Q: My father was also a jazz musicians, and I know that we musician’s kids, grow up under unique set of circumstances.
A: It is definitely different than what everybody else goes through. As a musician’s kid, you learn things a lot faster. You mature a lot faster, too, because you are around the club scene a lot. You experience things that most people experience when they are adults. It’s a wonderful experience. I’m glad I have two parents in the house.
Q: Describe your past experience working with AfroSolo.
A: When I first worked with AfroSolo, I was young; I was in the ninth grade, I was young, and I had only been playing the tenor saxophone for two years. I was still getting used to the instruments. I had my brother on drums and my dad’s friend on bass. I really don’t remember who I had on piano, but it was a good gig. I enjoyed it, it was a lot of fun, the crowd was great and they had a lot of great bands that day. It was really cool, it was a wonderful experience just being on the show and having the opportunity to work with Thomas and AfroSolo. It was a big deal.
Q: What players do you listen to nowadays?
A: In terms of jazz, Kenny Garrett has definitely influenced me. I had the opportunity to play with Kenny at Yoshi’s nightclub when I was in the tenth grade. That was a great opportunity. Also James Carter, Joshua Redman-- all of the cats who came up in the 1980s and 1990s have influenced me. Definitely, the older cats like Dexter Gordon, Charlie Parker and John Coltrane. I’m definitely loving Branford Marsalis right now.

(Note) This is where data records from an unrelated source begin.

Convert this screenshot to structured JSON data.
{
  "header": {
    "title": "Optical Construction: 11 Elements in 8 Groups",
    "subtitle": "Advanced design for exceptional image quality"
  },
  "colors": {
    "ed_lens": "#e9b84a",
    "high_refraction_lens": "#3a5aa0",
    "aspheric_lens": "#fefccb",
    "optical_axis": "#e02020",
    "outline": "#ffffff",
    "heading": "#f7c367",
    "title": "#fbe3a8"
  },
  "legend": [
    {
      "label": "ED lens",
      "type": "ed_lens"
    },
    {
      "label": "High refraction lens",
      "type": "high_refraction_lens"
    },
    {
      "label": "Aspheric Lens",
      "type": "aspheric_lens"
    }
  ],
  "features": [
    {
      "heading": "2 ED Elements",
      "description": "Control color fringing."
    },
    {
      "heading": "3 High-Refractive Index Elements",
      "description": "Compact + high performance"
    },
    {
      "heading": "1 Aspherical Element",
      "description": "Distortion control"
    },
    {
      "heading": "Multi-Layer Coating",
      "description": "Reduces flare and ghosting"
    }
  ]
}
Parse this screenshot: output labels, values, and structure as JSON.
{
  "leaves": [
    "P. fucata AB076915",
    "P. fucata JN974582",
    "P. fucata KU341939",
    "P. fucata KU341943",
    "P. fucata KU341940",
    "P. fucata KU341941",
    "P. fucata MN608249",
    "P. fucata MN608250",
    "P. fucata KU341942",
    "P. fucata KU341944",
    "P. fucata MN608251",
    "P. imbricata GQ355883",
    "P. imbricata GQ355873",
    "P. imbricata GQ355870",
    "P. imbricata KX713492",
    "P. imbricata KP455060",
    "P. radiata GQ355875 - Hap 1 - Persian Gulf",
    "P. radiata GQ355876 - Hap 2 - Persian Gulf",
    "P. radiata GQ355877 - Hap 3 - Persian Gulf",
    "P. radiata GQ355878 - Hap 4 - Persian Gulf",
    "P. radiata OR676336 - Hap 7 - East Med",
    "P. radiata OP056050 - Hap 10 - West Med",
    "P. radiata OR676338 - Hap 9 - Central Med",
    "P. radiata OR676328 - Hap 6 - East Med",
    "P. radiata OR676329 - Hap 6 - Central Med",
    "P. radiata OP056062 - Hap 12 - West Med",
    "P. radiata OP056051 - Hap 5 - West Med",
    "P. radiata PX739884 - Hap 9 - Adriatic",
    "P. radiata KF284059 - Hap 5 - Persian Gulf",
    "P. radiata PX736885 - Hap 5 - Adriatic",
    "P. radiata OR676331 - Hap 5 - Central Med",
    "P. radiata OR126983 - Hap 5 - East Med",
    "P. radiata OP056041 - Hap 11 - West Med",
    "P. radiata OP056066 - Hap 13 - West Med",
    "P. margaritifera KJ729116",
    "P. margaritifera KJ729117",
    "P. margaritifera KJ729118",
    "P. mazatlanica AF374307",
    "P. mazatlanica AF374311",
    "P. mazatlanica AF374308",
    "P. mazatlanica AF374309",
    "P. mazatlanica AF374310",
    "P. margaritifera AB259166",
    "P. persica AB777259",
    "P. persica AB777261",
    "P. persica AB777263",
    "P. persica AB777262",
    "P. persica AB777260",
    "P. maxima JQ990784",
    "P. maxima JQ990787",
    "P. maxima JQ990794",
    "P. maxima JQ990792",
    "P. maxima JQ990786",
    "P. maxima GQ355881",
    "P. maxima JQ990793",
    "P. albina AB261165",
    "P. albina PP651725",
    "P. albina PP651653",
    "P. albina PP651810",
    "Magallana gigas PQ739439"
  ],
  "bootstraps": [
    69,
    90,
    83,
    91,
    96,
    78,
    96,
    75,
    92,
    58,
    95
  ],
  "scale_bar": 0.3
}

Q: As a young person, how do you feel that music can promote peace and unity?
A: Music can promote a lot of things nowadays, to tell the truth. So many people are into music such as hip hop, rap. There are so many ways that artists such as Jay-Z and Beyonce put out their music and influence a lot of people. The Last Poets are a really good example of artists who promote peace and power. Also, Common and Lupe Fiasco. They promote some good things. People like John Coltrane promoted positive energy and good vibes, not negative stuff. As long as you are putting out positive thoughts and energy, people are definitely going to love you and pass it on.
Q: What are your current goals in terms of music?
A: First, I want to finish college. I also want to continue with my own band, doing my own pieces. I want to get my master’s degree either in New York or in L.A. at the Thelonius Monk Institute. I want to travel around the world. I want to get signed. I want to play other types of music. I started out playing gospel music in church. I’ve played everything, I’ve played rock, show tunes; I’ve done R&B gigs. If I can express myself like I do with jazz, I will definitely play it.